Echazarreta also began her television career as "Electric Kat" on a segment of Mission Unstoppable with Miranda Cosgrove, now in its fourth season. In addition, she’s a co-host of Netflix's YouTube series, Netflix IRL, which pits several singles seeking love to navigate its ups and downs through real and online connections, where they have to choose between virtual romance or the old-fashioned world of offline dating.
Ursula Burns
Ursula Burns is widely known for her tenure as the former CEO of Xerox, the first African-American to head a Fortune 500 company. After earning her bachelor's degree in mechanical engineering at the New York University Tandon School of Engineering in 1981, Burns interned at Xerox and officially became part of the company a year later.
By May of 2000, Burns was promoted to senior vice president of corporate strategic services and began working closely with soon-to-be CEO Anne Mulcahy in what both women have described as a true partnership. Two years later, Burns became president of business group operations.

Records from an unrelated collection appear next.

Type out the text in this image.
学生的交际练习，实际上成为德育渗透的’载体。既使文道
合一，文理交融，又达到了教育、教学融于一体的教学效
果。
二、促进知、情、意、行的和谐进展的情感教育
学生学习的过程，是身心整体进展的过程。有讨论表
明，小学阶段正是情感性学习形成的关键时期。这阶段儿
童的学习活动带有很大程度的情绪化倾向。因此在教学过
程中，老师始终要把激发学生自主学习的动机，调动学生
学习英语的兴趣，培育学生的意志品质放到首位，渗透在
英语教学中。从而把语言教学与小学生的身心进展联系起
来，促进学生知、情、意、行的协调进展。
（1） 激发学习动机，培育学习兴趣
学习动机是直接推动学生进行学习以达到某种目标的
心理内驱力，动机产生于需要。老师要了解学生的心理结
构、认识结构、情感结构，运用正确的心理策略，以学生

Burns would eventually step down as CEO of Xerox in 2016 and go on to serve on the board of directors of multiple companies, including American Express, ExxonMobil, and Uber. She was the chairperson and CEO of VEON from late 2018 to early 2020 and was the Non-Executive Chairwoman of Teneo. Sadly, Burns passed away in 2019, but her legacy lives on through her memoir Where You Are Is Not Who You Are.
Anouk Wipprecht
Anouk Wipprecht is a Dutch fashion designer who integrates AI, sensors, and microcontrollers into exotic interactive clothing. She has produced a number of tech-enhanced designs that merge fashion and technology in an unusual way, creating technological couture with systems around the body that tend toward artificial intelligence. Projected as “host” systems on the human body, her designs move, breathe, and react to the environment around them.
Wipprecht’s spider dress is a great example of her engineering and fashion skills, which she explains incorporates sensors and movable arms on a dress that help to create a more defined boundary of personal space while employing a fierce style: “This robotic dress attacks when you come too close.”
Joan Horvath
Joan Horvath is an innovative aeronautical engineer known for her work with 3D printers to teach math to those who learn differently. Horvath stated that she’s a “recovering rocket scientist” who spent 16 years at Caltech's Jet Propulsion Laboratory working on the Magellan and TOPEX/Poseidon flight projects.
After working for NASA, Horvath became CEO of the now-defunct Takeoff Technologies, a robotics company that eventually went under. She went on to co-found Nonscriptum LLC, which focuses on teaching educators and scientists how to use maker tech. Horvath has also co-authored seven books for Apress, four more with MAKE, and numerous courses for LinkedIn Learning. All are focused on teaching math and science.